Objectives: The presenting symptoms of leiomyosarcoma (LMS) are the same as those of leiomyoma. The diagnosis of LMS is usually achieved retrospectively after pathological analysis of hysterectomy specimens. The aim of surgery in uterine sarcomas being resection without tumor morcellation, LMS poses the problem of the choice of surgical route because it is more likely to occur in relatively young women. This study was undertaken to determine, firstly, the frequency of LMS in a series of hysterectomies performed for presumed leiomyomas, secondly, if there exist any particular context in which LMS should be considered and how this may modify the choice of surgical route, thirdly, to discuss about the therapeutical aspects of those cases of LMS diagnosed incidentally after uterine morcellation.
Patients and methods: A retrospective review, from 1996 to 2005, of cases of LMS diagnosed retrospectively in patients having benefited from hysterectomy for presumed leiomyomas, at the department of Obstetrics-Gynaecology, Belfort Hospital.

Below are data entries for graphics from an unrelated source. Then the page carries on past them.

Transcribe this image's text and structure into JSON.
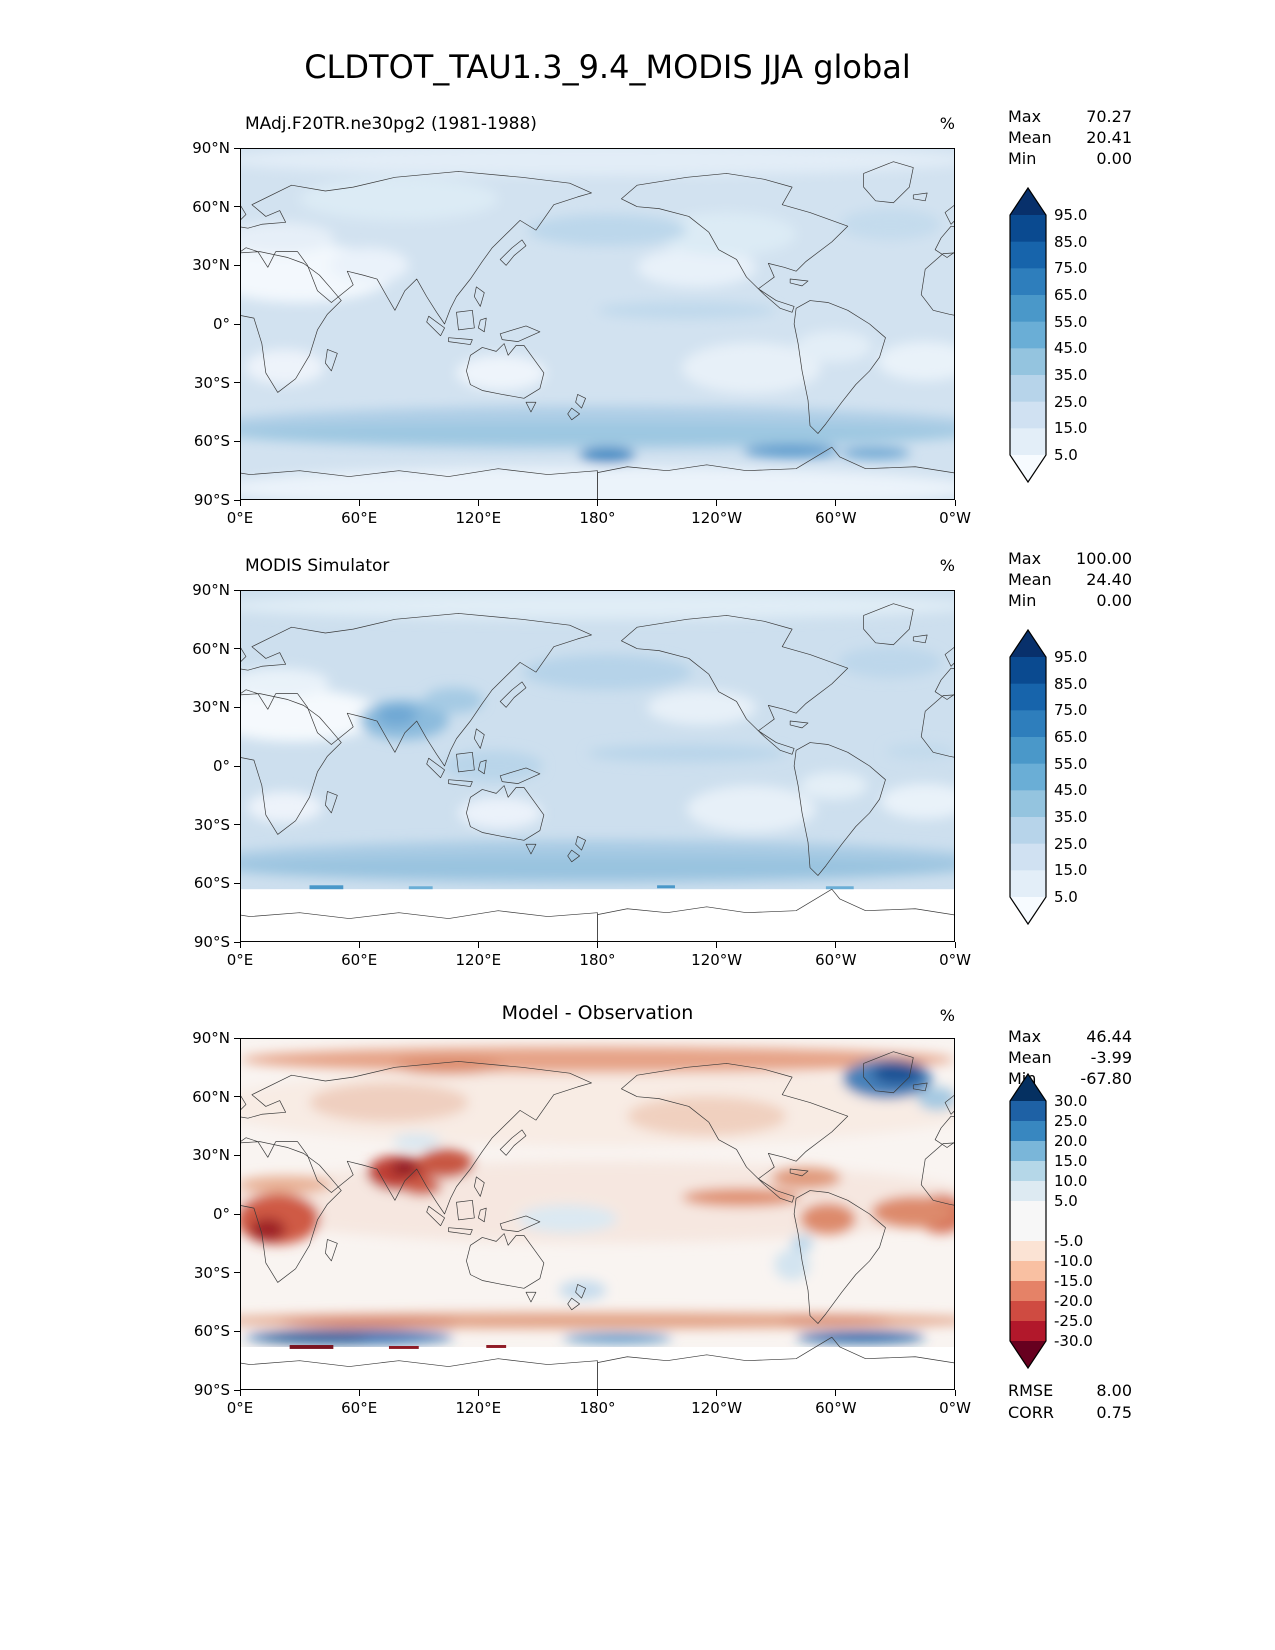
{
  "title": "CLDTOT_TAU1.3_9.4_MODIS JJA global",
  "axes": {
    "x_ticks": [
      "0°E",
      "60°E",
      "120°E",
      "180°",
      "120°W",
      "60°W",
      "0°W"
    ],
    "y_ticks": [
      "90°N",
      "60°N",
      "30°N",
      "0°",
      "30°S",
      "60°S",
      "90°S"
    ]
  },
  "panels": [
    {
      "id": "model",
      "title": "MAdj.F20TR.ne30pg2 (1981-1988)",
      "unit": "%",
      "stats": [
        {
          "label": "Max",
          "value": "70.27"
        },
        {
          "label": "Mean",
          "value": "20.41"
        },
        {
          "label": "Min",
          "value": "0.00"
        }
      ],
      "colorbar": {
        "labels": [
          "95.0",
          "85.0",
          "75.0",
          "65.0",
          "55.0",
          "45.0",
          "35.0",
          "25.0",
          "15.0",
          "5.0"
        ],
        "over": "#08306b",
        "under": "#f7fbff",
        "segments": [
          "#0a4a90",
          "#1764ab",
          "#2e7ebc",
          "#4a98c9",
          "#6aaed6",
          "#94c4df",
          "#b7d4ea",
          "#d0e1f2",
          "#e3eef8"
        ]
      }
    },
    {
      "id": "observation",
      "title": "MODIS Simulator",
      "unit": "%",
      "stats": [
        {
          "label": "Max",
          "value": "100.00"
        },
        {
          "label": "Mean",
          "value": "24.40"
        },
        {
          "label": "Min",
          "value": "0.00"
        }
      ],
      "colorbar": {
        "labels": [
          "95.0",
          "85.0",
          "75.0",
          "65.0",
          "55.0",
          "45.0",
          "35.0",
          "25.0",
          "15.0",
          "5.0"
        ],
        "over": "#08306b",
        "under": "#f7fbff",
        "segments": [
          "#0a4a90",
          "#1764ab",
          "#2e7ebc",
          "#4a98c9",
          "#6aaed6",
          "#94c4df",
          "#b7d4ea",
          "#d0e1f2",
          "#e3eef8"
        ]
      }
    },
    {
      "id": "difference",
      "title": "Model - Observation",
      "unit": "%",
      "stats": [
        {
          "label": "Max",
          "value": "46.44"
        },
        {
          "label": "Mean",
          "value": "-3.99"
        },
        {
          "label": "Min",
          "value": "-67.80"
        }
      ],
      "colorbar": {
        "labels": [
          "30.0",
          "25.0",
          "20.0",
          "15.0",
          "10.0",
          "5.0",
          "-5.0",
          "-10.0",
          "-15.0",
          "-20.0",
          "-25.0",
          "-30.0"
        ],
        "over": "#053061",
        "under": "#67001f",
        "segments": [
          "#1e61a5",
          "#3887c0",
          "#7ab6d9",
          "#b5d7e8",
          "#ddeaf2",
          "#f7f7f7",
          "#fbe3d4",
          "#f9c0a2",
          "#e58267",
          "#cf4b41",
          "#b2182b"
        ],
        "spans": [
          1,
          1,
          1,
          1,
          1,
          2,
          1,
          1,
          1,
          1,
          1
        ]
      },
      "metrics": [
        {
          "label": "RMSE",
          "value": "8.00"
        },
        {
          "label": "CORR",
          "value": "0.75"
        }
      ]
    }
  ],
  "chart_data": [
    {
      "type": "heatmap",
      "panel": "model",
      "title": "MAdj.F20TR.ne30pg2 (1981-1988)",
      "variable": "CLDTOT_TAU1.3_9.4_MODIS",
      "season": "JJA",
      "region": "global",
      "units": "%",
      "colormap": "Blues",
      "levels": [
        5,
        15,
        25,
        35,
        45,
        55,
        65,
        75,
        85,
        95
      ],
      "stats": {
        "max": 70.27,
        "mean": 20.41,
        "min": 0.0
      },
      "extent": {
        "lon_deg_east": [
          0,
          360
        ],
        "lat_deg": [
          -90,
          90
        ]
      },
      "lon_ticks": [
        "0°E",
        "60°E",
        "120°E",
        "180°",
        "120°W",
        "60°W",
        "0°W"
      ],
      "lat_ticks": [
        "90°N",
        "60°N",
        "30°N",
        "0°",
        "30°S",
        "60°S",
        "90°S"
      ]
    },
    {
      "type": "heatmap",
      "panel": "observation",
      "title": "MODIS Simulator",
      "variable": "CLDTOT_TAU1.3_9.4_MODIS",
      "season": "JJA",
      "region": "global",
      "units": "%",
      "colormap": "Blues",
      "levels": [
        5,
        15,
        25,
        35,
        45,
        55,
        65,
        75,
        85,
        95
      ],
      "stats": {
        "max": 100.0,
        "mean": 24.4,
        "min": 0.0
      },
      "extent": {
        "lon_deg_east": [
          0,
          360
        ],
        "lat_deg": [
          -90,
          90
        ]
      },
      "lon_ticks": [
        "0°E",
        "60°E",
        "120°E",
        "180°",
        "120°W",
        "60°W",
        "0°W"
      ],
      "lat_ticks": [
        "90°N",
        "60°N",
        "30°N",
        "0°",
        "30°S",
        "60°S",
        "90°S"
      ]
    },
    {
      "type": "heatmap",
      "panel": "difference",
      "title": "Model - Observation",
      "units": "%",
      "colormap": "RdBu",
      "levels": [
        -30,
        -25,
        -20,
        -15,
        -10,
        -5,
        5,
        10,
        15,
        20,
        25,
        30
      ],
      "stats": {
        "max": 46.44,
        "mean": -3.99,
        "min": -67.8
      },
      "metrics": {
        "rmse": 8.0,
        "corr": 0.75
      },
      "extent": {
        "lon_deg_east": [
          0,
          360
        ],
        "lat_deg": [
          -90,
          90
        ]
      },
      "lon_ticks": [
        "0°E",
        "60°E",
        "120°E",
        "180°",
        "120°W",
        "60°W",
        "0°W"
      ],
      "lat_ticks": [
        "90°N",
        "60°N",
        "30°N",
        "0°",
        "30°S",
        "60°S",
        "90°S"
      ]
    }
  ]
}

Results: From 1996 to 2005, 1297 hysterectomies have been performed for presumed leiomyomas in our department. Patients' mean age was 48 years (34 to 77 years). Menometrorraghia was the most common symptom having motivated surgery (57%), followed by pelvic pain (31%) and the notion of a rapidly growing uterine mass (12%). The distribution of surgical route was as follows: laparotomic route, n=393 (30%); vaginal route, n=855 (66%) and laparoscopic assisted vaginal route, n=49 (4%). Pathological analysis had revealed LMS in three patients (0.23%).

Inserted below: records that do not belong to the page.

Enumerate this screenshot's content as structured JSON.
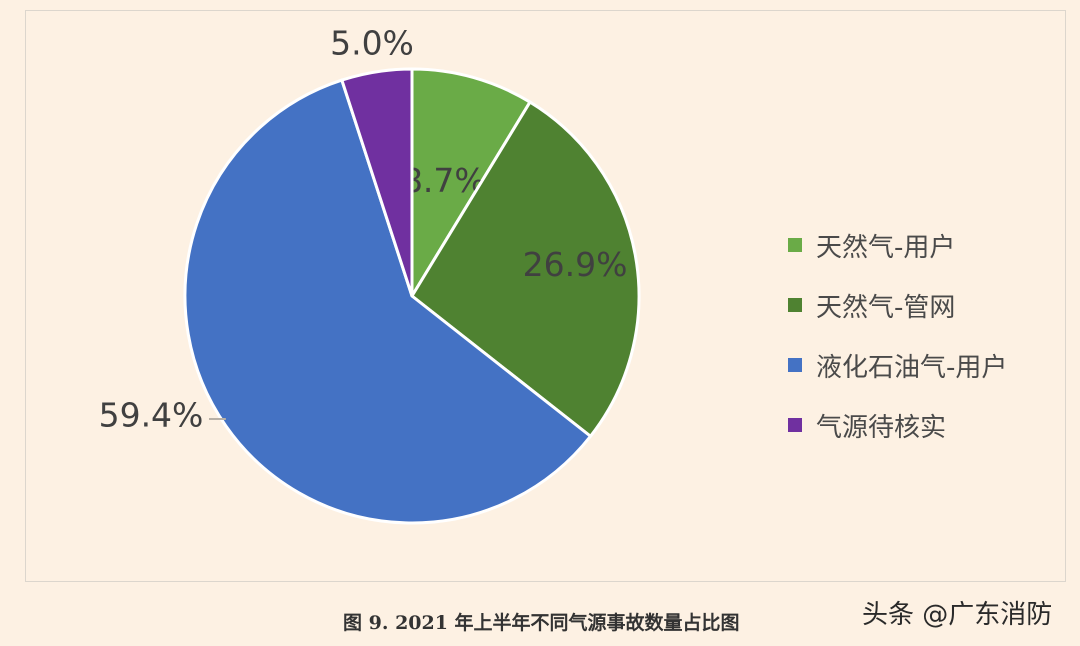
{
  "chart_data": {
    "type": "pie",
    "categories": [
      "天然气-用户",
      "天然气-管网",
      "液化石油气-用户",
      "气源待核实"
    ],
    "values": [
      8.7,
      26.9,
      59.4,
      5.0
    ],
    "data_labels": [
      "8.7%",
      "26.9%",
      "59.4%",
      "5.0%"
    ],
    "colors": [
      "#6aab47",
      "#4f8231",
      "#4472c4",
      "#7030a0"
    ],
    "legend_position": "right",
    "start_angle": "top, clockwise"
  },
  "legend": {
    "items": [
      {
        "label": "天然气-用户",
        "color": "#6aab47"
      },
      {
        "label": "天然气-管网",
        "color": "#4f8231"
      },
      {
        "label": "液化石油气-用户",
        "color": "#4472c4"
      },
      {
        "label": "气源待核实",
        "color": "#7030a0"
      }
    ]
  },
  "caption": "图 9. 2021 年上半年不同气源事故数量占比图",
  "watermark": "头条 @广东消防"
}
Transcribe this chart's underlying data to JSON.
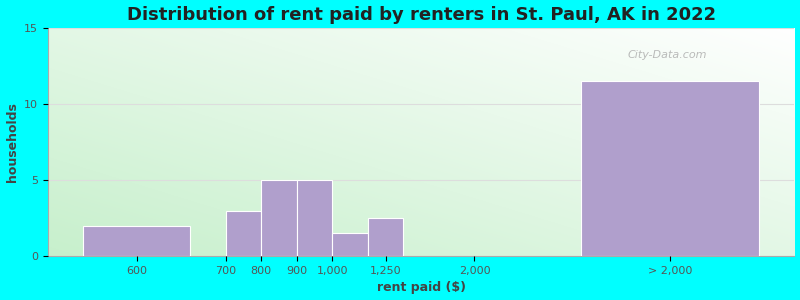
{
  "title": "Distribution of rent paid by renters in St. Paul, AK in 2022",
  "xlabel": "rent paid ($)",
  "ylabel": "households",
  "bar_labels": [
    "600",
    "700",
    "800",
    "900",
    "1,000",
    "1,250",
    "2,000",
    "> 2,000"
  ],
  "bar_values": [
    2,
    3,
    5,
    5,
    1.5,
    2.5,
    0,
    11.5
  ],
  "bar_color": "#b09fcc",
  "ylim": [
    0,
    15
  ],
  "yticks": [
    0,
    5,
    10,
    15
  ],
  "bg_outer": "#00ffff",
  "title_fontsize": 13,
  "axis_label_fontsize": 9,
  "tick_fontsize": 8,
  "watermark": "City-Data.com",
  "bar_left_edges": [
    0.5,
    2.5,
    3.0,
    3.5,
    4.0,
    4.5,
    5.5,
    7.5
  ],
  "bar_widths": [
    1.5,
    0.5,
    0.5,
    0.5,
    0.5,
    0.5,
    0.0,
    2.5
  ],
  "tick_xpos": [
    1.25,
    2.5,
    3.0,
    3.5,
    4.0,
    4.75,
    6.0,
    8.75
  ],
  "xlim": [
    0,
    10.5
  ]
}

Discussion and conclusion: LMS is usually diagnosed incidentally on hysterectomy specimen analysis. Indeed, the surgeon may find himself in a therapeutic dilemma in cases where vaginal extraction has required tumour morcellation with an increased risk of peritoneal and/or vaginal dissemination. However, given the extremely low incidence of LMS in series of hysterectomies performed for presumed leiomyomas and the lack of specific preoperative context to clearly evoke this diagnosis, the fear of leiomyosarcoma should not make us apprehend nonlaparotomic surgical routes.